# Fun, funny, cool speech topics!



## MyLOVEABLES!! (Aug 18, 2009)

hi all, 

I have to do a speech again this year. But thing is I need a topic...
It can be about anything! Anything, anything! I'm thinking on going to the fun side rather than the formal side. Some ideas i got are...

-Cats and Lions... how do they compare?
-Dogs are better than cats.
-How to determined that you are addicted to the internet.
-Ten fun things to do during an exam.
-Things i've learnt from my pets.
-How to find funny speech topics in 24hours.

Pretty weird stuff i know, but commmon my friend is doing a topic on chessboxing! (its a sport! google it )

So i don't have long but I really realy really need some help on speech topics... something easy, funny, and something that suits a teenager. Don't really mind, ANYTHING will be fine 

GET THINKING!


----------



## MyLOVEABLES!! (Aug 18, 2009)

here's a good one.

Everything I Needed to Know in Life, I Learned in Kindergarten
Unbelievable but true!


PLEASE everyone! I'm really really desperate!


----------



## irishlops (Aug 18, 2009)

exam one!


----------



## pamnock (Aug 18, 2009)

Pick something you know well - funny things your animals have done, embarrassing moments, the life of a teenage pet owner, funny things about your hobbies, etc.

I love your idea "How to find funny speech topics in 24 hours."

Pam


----------



## MyLOVEABLES!! (Aug 19, 2009)

Hmm... i tried all my speech ideas and my two favorites are dogs are better than cats and how to find a speech topic in 24hours.
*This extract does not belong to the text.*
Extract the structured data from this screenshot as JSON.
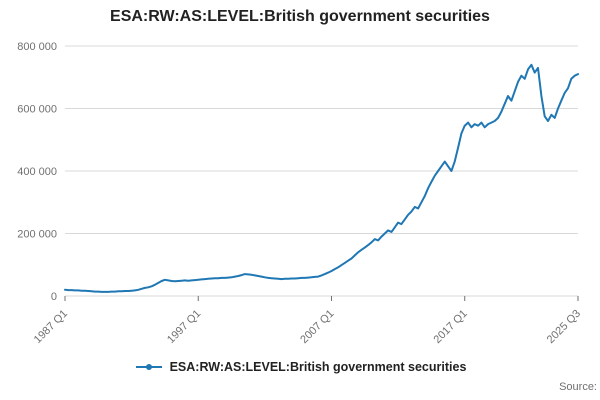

The speech topic topic (hehe) is a hard one to write, but is a really really good topic. Dogs are better than cats one is easy to write but is kinda boring...


----------



## Amy27 (Aug 19, 2009)

I love the topic, things I've learned from my pets. I think that would be interesting and you could make it funny too.


----------



## MyLOVEABLES!! (Aug 19, 2009)

it sounds so childish though doesn't it?


----------



## MyLOVEABLES!! (Aug 19, 2009)

What about "boys, should wear dresses"


----------



## SunnyCait (Aug 19, 2009)

Oh Prisca, Boys Should Wear Dresses!!!

You could be funny while making a social statement about gender roles.


----------



## MyLOVEABLES!! (Aug 19, 2009)

hahaha... what would be my points though??


----------



## SunnyCait (Aug 19, 2009)

Women wear slacks/trousers, why can't boys wear dresses/skirts?


----------



## MyLOVEABLES!! (Aug 19, 2009)

lol i'm suppose to be speaking about that for 7 mins lol lol.. 

Um... that's its more confortable?


----------



## SunnyCait (Aug 19, 2009)

Easier to pee!


----------



## MyLOVEABLES!! (Aug 19, 2009)

my teacher would kill me!  haha


----------